Adonis: "First of all, I oppose any external intervention in Arab affairs. If the Arabs are so inept that they cannot be democratic by themselves, they can never be democratic through the intervention of others."If we want to be democratic, we must be so by ourselves. But the preconditions for democracy do not exist in Arab society, and cannot exist unless religion is reexamined in a new and accurate way, and unless religion becomes a personal and spiritual experience, which must be respected."On the other hand, all issues pertaining to civil and human affairs must be left up to the law and to the people themselves."
[....]
"I don't understand what is happening in Arab society today. I don't know how to interpret this situation, except by making the following hypothesis: When I look at the Arab world, with all its resources, the capacities of Arab individuals, especially abroad - you will find among them great philosophers, scientists, engineers, and doctors. In other words, the Arab individual is no less smart, no less a genius, than anyone else in the world. He can excel - but only outside his society. I have nothing against the individuals - only against the institutions and the regimes.
"If I look at the Arabs, with all their resources and great capacities, and I compare what they have achieved over the past century with what others have achieved in that period, I would have to say that we Arabs are in a phase of extinction, in the sense that we have no creative presence in the world."
Interviewer: "Are we on the brink of extinction, or are we already extinct?"
Adonis: "We have become extinct. We have the quantity. We have the masses of people, but a people becomes extinct when it no longer has a creative capacity, and the capacity to change its world." [....]
Adonis: "That is our real intellectual crisis. We are facing a new world with ideas that no longer exist, and in a context that is obsolete. We must sever ourselves completely from that context, on all levels, and think of a new Arab identity, a new culture, and a new Arab society." [...]"Imagine that Arab societies had no Western influence. What would be left? The Muslims must..."

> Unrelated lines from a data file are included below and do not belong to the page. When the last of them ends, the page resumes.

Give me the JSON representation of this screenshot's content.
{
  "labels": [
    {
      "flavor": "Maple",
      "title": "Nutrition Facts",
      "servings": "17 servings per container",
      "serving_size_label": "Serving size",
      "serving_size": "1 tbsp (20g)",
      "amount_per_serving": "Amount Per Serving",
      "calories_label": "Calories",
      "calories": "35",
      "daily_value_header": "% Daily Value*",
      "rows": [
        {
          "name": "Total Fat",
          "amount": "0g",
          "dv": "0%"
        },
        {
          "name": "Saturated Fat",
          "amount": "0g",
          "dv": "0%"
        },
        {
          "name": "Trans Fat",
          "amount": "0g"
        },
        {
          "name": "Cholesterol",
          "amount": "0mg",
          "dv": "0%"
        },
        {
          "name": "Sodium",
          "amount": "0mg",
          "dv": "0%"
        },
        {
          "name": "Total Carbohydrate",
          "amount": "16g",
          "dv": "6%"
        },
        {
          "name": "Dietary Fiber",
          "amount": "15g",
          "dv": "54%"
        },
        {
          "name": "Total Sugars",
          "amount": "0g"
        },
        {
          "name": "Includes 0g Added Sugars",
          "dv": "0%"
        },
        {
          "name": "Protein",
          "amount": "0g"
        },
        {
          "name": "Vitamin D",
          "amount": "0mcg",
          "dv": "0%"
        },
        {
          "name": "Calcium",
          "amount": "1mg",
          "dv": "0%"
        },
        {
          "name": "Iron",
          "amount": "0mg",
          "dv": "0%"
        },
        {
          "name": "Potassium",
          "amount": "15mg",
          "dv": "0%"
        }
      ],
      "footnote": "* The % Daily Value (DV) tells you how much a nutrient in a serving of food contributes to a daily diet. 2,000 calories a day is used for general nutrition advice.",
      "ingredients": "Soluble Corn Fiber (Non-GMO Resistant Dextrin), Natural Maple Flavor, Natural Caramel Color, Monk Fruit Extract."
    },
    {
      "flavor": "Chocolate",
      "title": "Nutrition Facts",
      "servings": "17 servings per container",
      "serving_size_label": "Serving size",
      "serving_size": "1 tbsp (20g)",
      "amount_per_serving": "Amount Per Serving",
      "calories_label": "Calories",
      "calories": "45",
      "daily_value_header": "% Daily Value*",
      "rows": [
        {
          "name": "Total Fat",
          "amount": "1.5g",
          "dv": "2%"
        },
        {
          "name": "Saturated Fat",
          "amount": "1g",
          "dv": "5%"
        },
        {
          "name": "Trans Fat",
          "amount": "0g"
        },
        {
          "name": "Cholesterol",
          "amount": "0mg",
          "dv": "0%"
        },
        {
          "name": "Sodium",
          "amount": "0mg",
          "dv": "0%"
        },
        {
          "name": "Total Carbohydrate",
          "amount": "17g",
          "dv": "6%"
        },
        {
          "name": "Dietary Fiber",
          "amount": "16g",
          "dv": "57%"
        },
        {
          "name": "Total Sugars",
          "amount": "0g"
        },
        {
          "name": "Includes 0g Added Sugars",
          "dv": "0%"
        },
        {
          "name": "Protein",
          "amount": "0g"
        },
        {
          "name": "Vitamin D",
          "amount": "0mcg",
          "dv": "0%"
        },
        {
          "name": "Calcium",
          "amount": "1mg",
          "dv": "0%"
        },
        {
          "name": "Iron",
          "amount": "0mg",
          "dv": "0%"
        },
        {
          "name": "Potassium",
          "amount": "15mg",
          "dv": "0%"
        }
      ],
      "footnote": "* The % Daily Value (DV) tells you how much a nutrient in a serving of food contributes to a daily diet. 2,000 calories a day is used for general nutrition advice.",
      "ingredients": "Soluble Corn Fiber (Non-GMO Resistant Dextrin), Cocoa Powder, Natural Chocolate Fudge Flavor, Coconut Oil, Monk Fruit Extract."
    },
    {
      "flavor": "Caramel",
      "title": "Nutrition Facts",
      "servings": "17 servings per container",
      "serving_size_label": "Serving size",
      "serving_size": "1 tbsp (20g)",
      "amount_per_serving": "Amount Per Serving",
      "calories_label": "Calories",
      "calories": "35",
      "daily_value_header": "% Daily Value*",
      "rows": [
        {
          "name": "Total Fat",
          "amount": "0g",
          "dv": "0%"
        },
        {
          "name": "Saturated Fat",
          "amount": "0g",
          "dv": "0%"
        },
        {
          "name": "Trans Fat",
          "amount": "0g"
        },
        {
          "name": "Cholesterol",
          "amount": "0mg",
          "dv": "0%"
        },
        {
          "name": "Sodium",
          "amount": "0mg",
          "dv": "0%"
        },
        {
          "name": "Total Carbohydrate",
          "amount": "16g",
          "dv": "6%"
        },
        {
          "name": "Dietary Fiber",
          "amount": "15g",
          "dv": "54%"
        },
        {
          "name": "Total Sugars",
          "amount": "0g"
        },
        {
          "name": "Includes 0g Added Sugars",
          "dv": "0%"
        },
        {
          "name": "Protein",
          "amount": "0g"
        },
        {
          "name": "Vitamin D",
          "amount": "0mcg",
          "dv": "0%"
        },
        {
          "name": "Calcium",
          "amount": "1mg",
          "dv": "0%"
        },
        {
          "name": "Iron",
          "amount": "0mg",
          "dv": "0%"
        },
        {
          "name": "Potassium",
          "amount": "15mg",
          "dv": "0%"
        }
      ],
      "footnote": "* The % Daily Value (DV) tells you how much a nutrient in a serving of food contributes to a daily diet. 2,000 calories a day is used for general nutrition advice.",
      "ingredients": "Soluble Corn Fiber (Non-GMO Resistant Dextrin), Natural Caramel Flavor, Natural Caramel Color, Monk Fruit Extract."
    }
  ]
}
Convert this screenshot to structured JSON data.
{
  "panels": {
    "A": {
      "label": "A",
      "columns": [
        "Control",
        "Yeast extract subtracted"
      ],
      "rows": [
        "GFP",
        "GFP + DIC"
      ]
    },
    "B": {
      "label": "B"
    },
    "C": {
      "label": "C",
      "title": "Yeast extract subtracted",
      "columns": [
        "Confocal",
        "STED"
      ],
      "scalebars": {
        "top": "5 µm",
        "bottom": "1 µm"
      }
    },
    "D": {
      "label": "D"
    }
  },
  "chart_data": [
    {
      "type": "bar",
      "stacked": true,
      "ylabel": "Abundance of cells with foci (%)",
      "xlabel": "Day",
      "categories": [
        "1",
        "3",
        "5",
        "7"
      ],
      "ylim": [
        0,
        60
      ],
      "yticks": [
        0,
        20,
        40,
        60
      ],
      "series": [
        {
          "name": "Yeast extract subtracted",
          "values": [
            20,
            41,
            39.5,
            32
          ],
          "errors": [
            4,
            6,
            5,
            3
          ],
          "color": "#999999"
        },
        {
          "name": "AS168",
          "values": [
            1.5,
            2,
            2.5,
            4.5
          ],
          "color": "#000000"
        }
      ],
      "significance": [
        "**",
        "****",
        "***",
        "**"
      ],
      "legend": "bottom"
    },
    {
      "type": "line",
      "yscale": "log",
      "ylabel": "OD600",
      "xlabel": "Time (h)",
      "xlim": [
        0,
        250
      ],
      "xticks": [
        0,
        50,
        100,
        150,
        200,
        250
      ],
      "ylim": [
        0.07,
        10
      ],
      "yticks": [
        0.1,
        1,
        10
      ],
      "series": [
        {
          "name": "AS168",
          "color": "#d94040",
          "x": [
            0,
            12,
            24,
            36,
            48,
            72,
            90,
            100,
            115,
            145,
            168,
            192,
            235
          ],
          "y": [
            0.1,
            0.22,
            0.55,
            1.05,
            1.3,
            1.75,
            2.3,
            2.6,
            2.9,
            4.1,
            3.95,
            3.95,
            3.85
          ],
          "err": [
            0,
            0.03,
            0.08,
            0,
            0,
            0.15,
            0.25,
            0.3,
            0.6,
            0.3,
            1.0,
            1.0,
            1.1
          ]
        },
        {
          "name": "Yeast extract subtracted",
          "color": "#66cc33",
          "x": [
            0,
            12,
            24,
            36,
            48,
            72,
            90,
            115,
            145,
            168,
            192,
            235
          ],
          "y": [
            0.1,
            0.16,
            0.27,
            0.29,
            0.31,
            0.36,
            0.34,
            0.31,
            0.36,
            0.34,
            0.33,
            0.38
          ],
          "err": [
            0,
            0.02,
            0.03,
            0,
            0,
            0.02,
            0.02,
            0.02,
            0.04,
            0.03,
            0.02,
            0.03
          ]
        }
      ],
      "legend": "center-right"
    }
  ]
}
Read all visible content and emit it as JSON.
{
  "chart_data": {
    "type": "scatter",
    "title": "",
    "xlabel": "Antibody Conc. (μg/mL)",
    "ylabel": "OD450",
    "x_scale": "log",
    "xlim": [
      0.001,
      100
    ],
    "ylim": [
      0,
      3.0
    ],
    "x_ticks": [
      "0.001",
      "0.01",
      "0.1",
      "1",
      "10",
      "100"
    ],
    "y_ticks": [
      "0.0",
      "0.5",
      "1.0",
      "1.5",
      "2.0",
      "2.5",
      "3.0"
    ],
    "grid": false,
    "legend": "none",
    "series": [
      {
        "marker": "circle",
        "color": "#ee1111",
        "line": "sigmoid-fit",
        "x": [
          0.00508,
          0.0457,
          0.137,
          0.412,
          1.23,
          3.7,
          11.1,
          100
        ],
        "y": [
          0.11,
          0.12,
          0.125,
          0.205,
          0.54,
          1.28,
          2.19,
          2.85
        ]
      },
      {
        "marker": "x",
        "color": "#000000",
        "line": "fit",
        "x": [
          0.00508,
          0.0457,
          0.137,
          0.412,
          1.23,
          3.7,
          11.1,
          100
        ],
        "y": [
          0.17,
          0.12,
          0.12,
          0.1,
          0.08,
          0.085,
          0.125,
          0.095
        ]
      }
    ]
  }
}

Interviewer: "What would be left?"
Adonis: "Nothing. Nothing would be left except for the mosque, the church, and commerce, of course." [...] "The Muslims today - forgive me for saying this - with their accepted interpretation [of the religious text], are the first to destroy Islam, whereas those who criticize the Muslims - the non-believers, the infidels, as they call them - are the ones who perceive in Islam the vitality that could adapt it to life. These infidels serve Islam better than the believers."